Labrique and Agarwal's standards paper remains important because it widened the frame. They argued that digital health should be assessed across technical, behavioral, organizational, and systems dimensions. A tool may be usable and still fail to produce value if referral systems are weak. It may improve data quality and still fail on equity if only better-connected sites can keep it running.
Then there is the realist-evaluation tradition from Ray Pawson and Nick Tilley, which asks what works, for whom, in which circumstances, and how. That sounds almost obvious once you have spent time around field programs. Yet many evaluations still report average effects without explaining why one context outperformed another. In global health, those contextual differences are often the whole story.
A few evidence points stand out:
- WHO's first evidence-based digital health guideline, released in 2019, emphasized that much of the evidence base was still low to moderate quality.
- Rauwerdink and colleagues found 824 studies in their scoping review, but the field still shows uneven use of evaluation approaches across the full implementation cycle.
- SMARThealth India's stepped-wedge trial covered 54 clusters and 62 villages, showing how rigorous designs can still work in staged rural deployments.
- Michel and Schneider's 2025 framework argues that many evaluations remain too weak to guide action, especially when they skip theory, baseline design, or stakeholder validation.

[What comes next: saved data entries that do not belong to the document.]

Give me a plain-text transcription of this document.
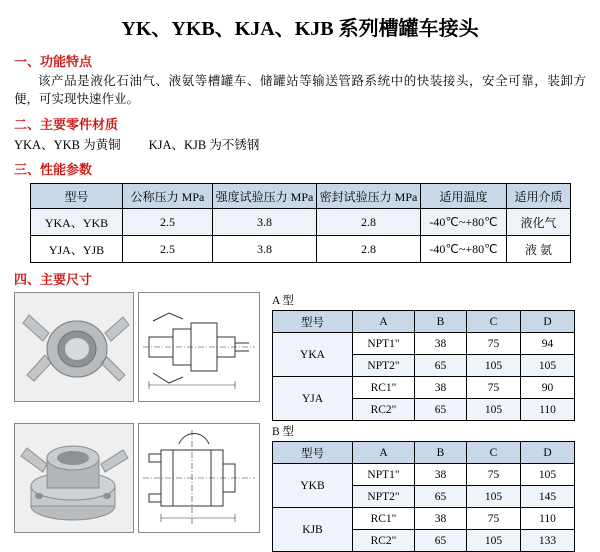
YK、YKB、KJA、KJB 系列槽罐车接头
一、功能特点
该产品是液化石油气、液氨等槽罐车、储罐站等输送管路系统中的快装接头，安全可靠，装卸方便，可实现快速作业。
二、主要零件材质
YKA、YKB 为黄铜 KJA、KJB 为不锈钢
三、性能参数
型号	公称压力 MPa	强度试验压力 MPa	密封试验压力 MPa	适用温度	适用介质
YKA、YKB	2.5	3.8	2.8	-40℃~+80℃	液化气
YJA、YJB	2.5	3.8	2.8	-40℃~+80℃	液 氨
四、主要尺寸
A 型
型号	A	B	C	D
YKA	NPT1"	38	75	94
	NPT2"	65	105	105
YJA	RC1"	38	75	90
	RC2"	65	105	110
B 型
型号	A	B	C	D
YKB	NPT1"	38	75	105
	NPT2"	65	105	145
KJB	RC1"	38	75	110
	RC2"	65	105	133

The future of health technology impact evaluation
I suspect the future of evaluation in field programs will be less about picking the perfect method and more about matching the method to the stage of the program. Early deployments need feasibility and workflow learning. Mid-stage programs need implementation and adoption evidence. Mature programs need impact and economic analysis that ministries and grant-makers can actually use.
That also means less obsession with a single headline metric. A field technology may reduce risk scores, increase case finding, improve worker productivity, or shorten referral delays. Those are not interchangeable outcomes. Good evaluation makes clear which outcome mattered, why it mattered, and what it cost to achieve.

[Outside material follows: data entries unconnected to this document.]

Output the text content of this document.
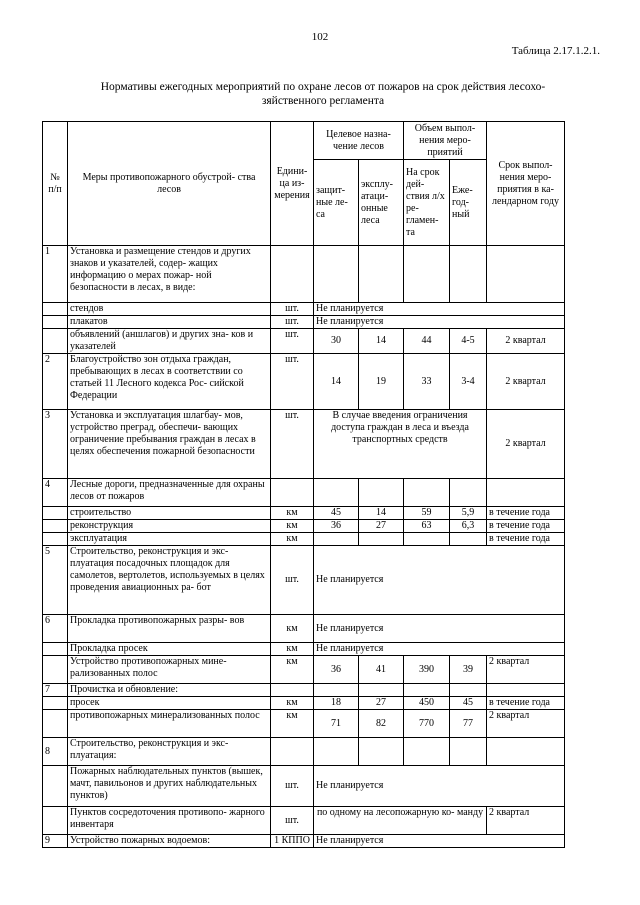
102
Таблица 2.17.1.2.1.
Нормативы ежегодных мероприятий по охране лесов от пожаров на срок действия лесохо-
зяйственного регламента
№ п/п	Меры противопожарного обустрой- ства лесов	Едини- ца из- мерения	Целевое назна- чение лесов		Объем выпол- нения меро- приятий		Срок выпол- нения меро- приятия в ка- лендарном году

			защит- ные ле- са	эксплу- атаци- онные леса	На срок дей- ствия л/х ре- гламен- та	Еже- год- ный	
1	Установка и размещение стендов и других знаков и указателей, содер- жащих информацию о мерах пожар- ной безопасности в лесах, в виде:						
	стендов	шт.	Не планируется				
	плакатов	шт.	Не планируется				
	объявлений (аншлагов) и других зна- ков и указателей	шт.	30	14	44	4-5	2 квартал
2	Благоустройство зон отдыха граждан, пребывающих в лесах в соответствии со статьей 11 Лесного кодекса Рос- сийской Федерации	шт.	14	19	33	3-4	2 квартал
3	Установка и эксплуатация шлагбау- мов, устройство преград, обеспечи- вающих ограничение пребывания граждан в лесах в целях обеспечения пожарной безопасности	шт.	В случае введения ограничения доступа граждан в леса и въезда транспортных средств				2 квартал
4	Лесные дороги, предназначенные для охраны лесов от пожаров						
	строительство	км	45	14	59	5,9	в течение года
	реконструкция	км	36	27	63	6,3	в течение года
	эксплуатация	км					в течение года
5	Строительство, реконструкция и экс- плуатация посадочных площадок для самолетов, вертолетов, используемых в целях проведения авиационных ра- бот	шт.	Не планируется				
6	Прокладка противопожарных разры- вов	км	Не планируется				
	Прокладка просек	км	Не планируется				
	Устройство противопожарных мине- рализованных полос	км	36	41	390	39	2 квартал
7	Прочистка и обновление:						
	просек	км	18	27	450	45	в течение года
	противопожарных минерализованных полос	км	71	82	770	77	2 квартал
8	Строительство, реконструкция и экс- плуатация:						
	Пожарных наблюдательных пунктов (вышек, мачт, павильонов и других наблюдательных пунктов)	шт.	Не планируется				
	Пунктов сосредоточения противопо- жарного инвентаря	шт.	по одному на лесопожарную ко- манду				2 квартал
9	Устройство пожарных водоемов:	1 КППО	Не планируется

Newer screening and monitoring platforms, including solutions like Circadify, fit into this broader shift. The key question is not whether digital health sounds innovative. It is whether evaluators can show, with methods serious enough for the field, that the technology changed care pathways in a way local health systems can sustain.
Frequently Asked Questions
What is a health technology impact evaluation?
It is a structured effort to determine whether a health technology caused a meaningful change in outcomes such as detection, referral completion, service use, cost, or program reach.
Which methods are most common in field programs?
Common methods include cluster randomized trials, stepped-wedge designs, mixed-method evaluations, realist evaluation, and economic analysis. Many field programs use more than one.
Why are randomized trials not always enough?
Because a trial can estimate effect without fully explaining adoption, trust, supervision, or why one setting performed differently from another. Field programs usually need implementation evidence too.
What does realist evaluation add?
It helps explain what worked, for whom, in which circumstances, and why. That is especially useful in multi-site global health programs where context shapes results.
When should cost-effectiveness be part of evaluation?
Usually before major scale decisions. If a program cannot show its staffing, training, device, and maintenance costs clearly, funders and ministries have a hard time deciding whether broader rollout is realistic.